Which variety of English would be appropriate for writing a letter to the Minister of Education raising your concerns about the quality of...

When asking about "which variety of English would be appropriate," you are asking about which linguistic "register" would be appropriate to use in a given situation among given participants. To write to the Minister of Education about the quality of education in the country, the appropriate variety (register) would be a formal variety, indicating respect for the high position of the Minister and versed in the appropriate vernacular of discussion in the field of education.

"Variety" when used to mean register specifies syntax, tone, vocabulary that is uniform with or similar to all other communication at a similar level on a similar subject or discipline. The formal variety in a letter to a Minister acknowledges respect for the other participant's position (e.g. the high position and authority of the Minister of Education), makes use of flawless Standard English syntax and grammar, employs an informative tone that is objective and impersonal, uses a vocabulary that reflects knowledge of the discipline of education (if a non-professional is writing formally about a professional discipline, their knowledge of the vernacular of the discipline will be limited but can reflect a serious, well considered, well reasoned discussion within their scope of knowledge).


The basic division of varieties (or registers) is formal, neutral and informal. Linguists may use various divisions and different labels for varieties but each descriptive set of divisions has at its conceptual core the three simplified divisions of formal, neutral and informal. A neutral variety would be inappropriate for a letter to a Minister as it may be subjective, expressive of unsubstantiated opinion, and inexpertly composed. An informal variety would be inappropriate as it would contain culturally limited idioms, slang and perhaps vulgarities and would present opinion and information in an inarticulate, therefore inaccessible, composition.

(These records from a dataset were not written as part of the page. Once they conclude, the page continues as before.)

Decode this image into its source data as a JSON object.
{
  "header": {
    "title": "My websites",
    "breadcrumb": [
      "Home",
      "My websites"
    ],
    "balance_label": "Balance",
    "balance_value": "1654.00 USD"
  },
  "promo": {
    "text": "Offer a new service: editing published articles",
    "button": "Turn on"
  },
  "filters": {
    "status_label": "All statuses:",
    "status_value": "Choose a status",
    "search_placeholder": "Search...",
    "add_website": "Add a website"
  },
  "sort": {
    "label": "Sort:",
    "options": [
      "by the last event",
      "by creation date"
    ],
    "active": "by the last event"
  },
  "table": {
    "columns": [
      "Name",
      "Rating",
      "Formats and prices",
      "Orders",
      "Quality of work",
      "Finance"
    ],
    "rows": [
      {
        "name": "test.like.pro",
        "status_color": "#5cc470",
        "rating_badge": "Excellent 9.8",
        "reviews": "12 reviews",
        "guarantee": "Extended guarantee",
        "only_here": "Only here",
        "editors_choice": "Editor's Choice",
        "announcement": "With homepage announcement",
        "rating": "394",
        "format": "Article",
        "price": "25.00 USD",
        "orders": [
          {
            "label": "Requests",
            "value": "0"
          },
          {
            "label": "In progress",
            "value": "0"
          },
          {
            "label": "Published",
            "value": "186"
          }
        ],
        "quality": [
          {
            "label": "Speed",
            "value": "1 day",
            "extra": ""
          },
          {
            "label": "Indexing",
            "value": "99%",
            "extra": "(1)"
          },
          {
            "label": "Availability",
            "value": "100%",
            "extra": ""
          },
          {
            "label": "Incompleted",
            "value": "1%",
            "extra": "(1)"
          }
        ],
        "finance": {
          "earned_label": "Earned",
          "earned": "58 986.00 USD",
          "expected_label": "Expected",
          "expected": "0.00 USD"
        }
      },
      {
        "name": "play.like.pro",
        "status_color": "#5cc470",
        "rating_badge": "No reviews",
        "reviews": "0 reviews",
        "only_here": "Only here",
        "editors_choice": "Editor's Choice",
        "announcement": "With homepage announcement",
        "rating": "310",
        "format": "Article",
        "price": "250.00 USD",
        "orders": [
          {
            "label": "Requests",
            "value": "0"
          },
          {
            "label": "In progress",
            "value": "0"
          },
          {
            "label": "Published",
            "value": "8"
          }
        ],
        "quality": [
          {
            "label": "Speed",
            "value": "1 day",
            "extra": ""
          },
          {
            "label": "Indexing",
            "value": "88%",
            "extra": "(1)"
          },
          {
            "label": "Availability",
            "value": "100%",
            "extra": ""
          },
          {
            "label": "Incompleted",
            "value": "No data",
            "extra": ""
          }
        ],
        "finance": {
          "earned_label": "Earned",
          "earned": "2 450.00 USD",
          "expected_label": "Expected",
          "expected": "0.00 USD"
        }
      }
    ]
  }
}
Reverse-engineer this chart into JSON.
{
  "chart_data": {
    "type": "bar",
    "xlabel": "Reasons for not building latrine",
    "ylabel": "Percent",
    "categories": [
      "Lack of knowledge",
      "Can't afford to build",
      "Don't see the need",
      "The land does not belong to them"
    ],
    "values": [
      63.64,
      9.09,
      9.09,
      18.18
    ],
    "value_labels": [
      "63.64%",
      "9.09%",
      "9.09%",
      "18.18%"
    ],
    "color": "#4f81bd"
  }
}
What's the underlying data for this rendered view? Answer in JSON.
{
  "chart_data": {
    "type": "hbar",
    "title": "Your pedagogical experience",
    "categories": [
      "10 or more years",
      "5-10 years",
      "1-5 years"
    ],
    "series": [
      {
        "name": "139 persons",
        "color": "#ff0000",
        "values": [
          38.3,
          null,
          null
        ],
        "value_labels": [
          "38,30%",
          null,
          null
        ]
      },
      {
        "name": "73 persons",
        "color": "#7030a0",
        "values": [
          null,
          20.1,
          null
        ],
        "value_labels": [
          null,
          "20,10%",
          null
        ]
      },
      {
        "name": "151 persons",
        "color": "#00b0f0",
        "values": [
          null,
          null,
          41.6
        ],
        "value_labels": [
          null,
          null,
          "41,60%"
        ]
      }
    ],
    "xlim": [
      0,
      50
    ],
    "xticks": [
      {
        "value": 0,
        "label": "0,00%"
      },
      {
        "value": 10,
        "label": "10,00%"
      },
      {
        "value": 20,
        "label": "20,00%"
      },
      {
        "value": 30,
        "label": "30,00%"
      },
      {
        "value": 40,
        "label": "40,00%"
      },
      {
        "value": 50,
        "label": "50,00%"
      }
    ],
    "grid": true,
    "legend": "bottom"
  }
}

Some other discussions of varieties, or registers, describe the divisions as follows:


  • very formal, formal, neutral, informal, very informal

  • casual, consultative, formal, frozen

  • static, formal, consultative, casual, intimate

Each of these divisions of varieties, or registers, accords with the accepted linguistic definition of registers (or varieties) as being:



A set of specialized vocabulary and preferred (or dispreferred) syntactic and rhetorical devices/structures, used by specific socio-professional groups for special purposes. A register is a property or characteristic of a language, and not of an individual or a class of speakers. ("Linguistic Register," Harold Schiffer, Ph.D., University of Pennsylvania)


a variety of language defined according to its use in social situations, e.g. a register of scientific, religious, formal English [dialect is defined as "according to user"]. (Dictionary of Linguistics and Phonetics)



As a note on the use of the technical linguistic term "variety," you can see from the uses of "variety" and "register" that linguistic terms may have overlapping meanings and uses. As Zwicky and Zwicky write: "[D]ifferent linguists have used an array of technical terms in varying and overlapping ways." (Zwicky and Zwicky, "Register as a Dimension of Linguistic Variation"). As a case in point, "variety" may also refer to national English varieties that have developed distinctive characteristics in vocabulary, syntax and phonetics that distinguish them from Standard British English. An example is the variety of Indian English, another is the variety of American English. In the same way that "variety" may mean "register," "variety" may also mean variety of national English.